Smaller, Cheaper, Faster, Sober
It’s been 16 months since GPT-4 launched and we find ourselves in a good, but unexpected situation:
1. Quality has hit a wall, but is converging.
Foundation models, both proprietary and open, are all approaching or matching GPT-4 class models in quality. There’s plenty of options to choose from, each with their own strengths and weaknesses, but overall performance for general models is stable.
2: The best models are getting cheaper, smaller, and faster.
Amongst the leading model builders, while quality has plateaued, efficiency has skyrocketed. GPT-4 is currently $30/1M tokens compared to GPT-4o which is $5/1M tokens. And GPT-4o is so good that GPT-4 is categorized under “Older Models” on OpenAI’s pricing page (seriously, scroll down). And now: GPT-4o-mini, which I drop-in replaced for a few pipelines yesterday with no noticeable issues, is $0.15/1M tokens!
Anthropic’s models have followed a similar path, as have open foundation models from other makers (I continue to be impressed by Microsoft’s minuscule Phi-3 Mini).
3. We’re getting smarter about training.
Everyone was shocked by how effective throwing ALL the text into a single model was when GPT-3 arrived. For awhile, that was THE move. But we’ve since learned how to be more selective with the data used to build effective, smaller models (maybe don’t throw ALL of the internet into your training data…)
4. Enterprises are foregoing general models for open ones trained for single tasks.
And it’s not just foundation training, but fine-tuning training. Teams are learning that small models trained for a single purpose can outperform the best general models out-of-the-box. Who cares how good GPT-4o is at answering random questions when all we need a model to do is one specific task in a pipeline? By training smaller models, enterprises get to differentiate themselves and run cheaper, more accurate pipelines.

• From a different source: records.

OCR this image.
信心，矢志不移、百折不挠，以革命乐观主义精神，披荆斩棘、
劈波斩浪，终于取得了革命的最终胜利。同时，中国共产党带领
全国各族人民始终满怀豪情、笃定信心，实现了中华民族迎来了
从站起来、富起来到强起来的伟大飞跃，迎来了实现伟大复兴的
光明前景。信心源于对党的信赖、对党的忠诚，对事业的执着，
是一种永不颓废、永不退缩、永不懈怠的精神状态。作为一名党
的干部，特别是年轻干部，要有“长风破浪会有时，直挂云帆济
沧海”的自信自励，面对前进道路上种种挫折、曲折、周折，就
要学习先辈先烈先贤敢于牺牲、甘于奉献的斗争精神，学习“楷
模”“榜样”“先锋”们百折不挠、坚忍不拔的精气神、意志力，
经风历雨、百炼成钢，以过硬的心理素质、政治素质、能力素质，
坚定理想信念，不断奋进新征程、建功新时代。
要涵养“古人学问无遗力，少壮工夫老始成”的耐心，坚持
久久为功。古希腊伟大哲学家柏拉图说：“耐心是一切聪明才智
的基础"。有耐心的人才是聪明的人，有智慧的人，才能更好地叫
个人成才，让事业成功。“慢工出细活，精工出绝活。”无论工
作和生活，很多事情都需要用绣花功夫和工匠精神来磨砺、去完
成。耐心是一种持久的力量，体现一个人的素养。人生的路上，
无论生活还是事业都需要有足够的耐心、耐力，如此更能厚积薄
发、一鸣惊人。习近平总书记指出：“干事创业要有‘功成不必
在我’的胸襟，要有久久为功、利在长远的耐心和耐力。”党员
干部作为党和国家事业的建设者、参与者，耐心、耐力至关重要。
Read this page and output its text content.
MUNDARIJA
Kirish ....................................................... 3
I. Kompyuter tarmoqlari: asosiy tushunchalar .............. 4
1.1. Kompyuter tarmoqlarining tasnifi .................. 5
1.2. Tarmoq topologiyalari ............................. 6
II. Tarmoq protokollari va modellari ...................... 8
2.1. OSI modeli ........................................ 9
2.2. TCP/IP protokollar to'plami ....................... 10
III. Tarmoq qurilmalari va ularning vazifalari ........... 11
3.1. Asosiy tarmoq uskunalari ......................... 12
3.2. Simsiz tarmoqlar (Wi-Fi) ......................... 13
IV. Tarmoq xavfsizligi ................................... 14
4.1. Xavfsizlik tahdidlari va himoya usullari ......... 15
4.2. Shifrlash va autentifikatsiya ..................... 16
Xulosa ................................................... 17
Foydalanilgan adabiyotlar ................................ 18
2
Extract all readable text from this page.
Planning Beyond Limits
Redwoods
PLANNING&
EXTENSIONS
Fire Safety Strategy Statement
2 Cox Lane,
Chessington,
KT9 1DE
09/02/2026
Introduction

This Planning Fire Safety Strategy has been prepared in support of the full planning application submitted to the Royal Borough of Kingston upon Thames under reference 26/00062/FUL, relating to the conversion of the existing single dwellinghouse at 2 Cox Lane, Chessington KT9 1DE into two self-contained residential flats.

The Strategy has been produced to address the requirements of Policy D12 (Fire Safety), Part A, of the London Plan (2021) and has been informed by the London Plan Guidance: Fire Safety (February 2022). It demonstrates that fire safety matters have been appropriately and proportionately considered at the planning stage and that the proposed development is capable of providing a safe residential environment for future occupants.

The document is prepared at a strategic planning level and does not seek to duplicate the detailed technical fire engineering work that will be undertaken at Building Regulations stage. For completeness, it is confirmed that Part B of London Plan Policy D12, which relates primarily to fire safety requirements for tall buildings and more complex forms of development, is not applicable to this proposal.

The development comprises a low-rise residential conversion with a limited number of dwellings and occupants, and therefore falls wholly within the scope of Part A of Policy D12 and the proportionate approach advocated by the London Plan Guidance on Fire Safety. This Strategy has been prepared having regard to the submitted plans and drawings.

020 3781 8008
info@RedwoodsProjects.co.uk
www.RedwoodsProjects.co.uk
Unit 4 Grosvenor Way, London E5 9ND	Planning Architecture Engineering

So we take all these points and ask…is the AI field getting smaller and more practical? Or is this the quiet before the storm of a step-change in foundation model quality? After hearing so many breathless rumors and promises about GPT-5 being right around the corner (and close to AGI!), I’m inclined to take the former position.
And with costs falling so quickly, new applications open up. Just yesterday, Batchmon noted that GPT-4o mini’s costs are now cheap enough to support with advertising. While this may seem ominous, as open models approach GPT-4o mini’s quality and cost (and they will!), we’ll see a diversity of use cases emerge from the flexibility and customization they allow.
So the big investments can continue to hold their breath for AGI, continuing to build larger and larger data centers. But all the while small, cheap, fast, sober AI will remake the ground beneath them.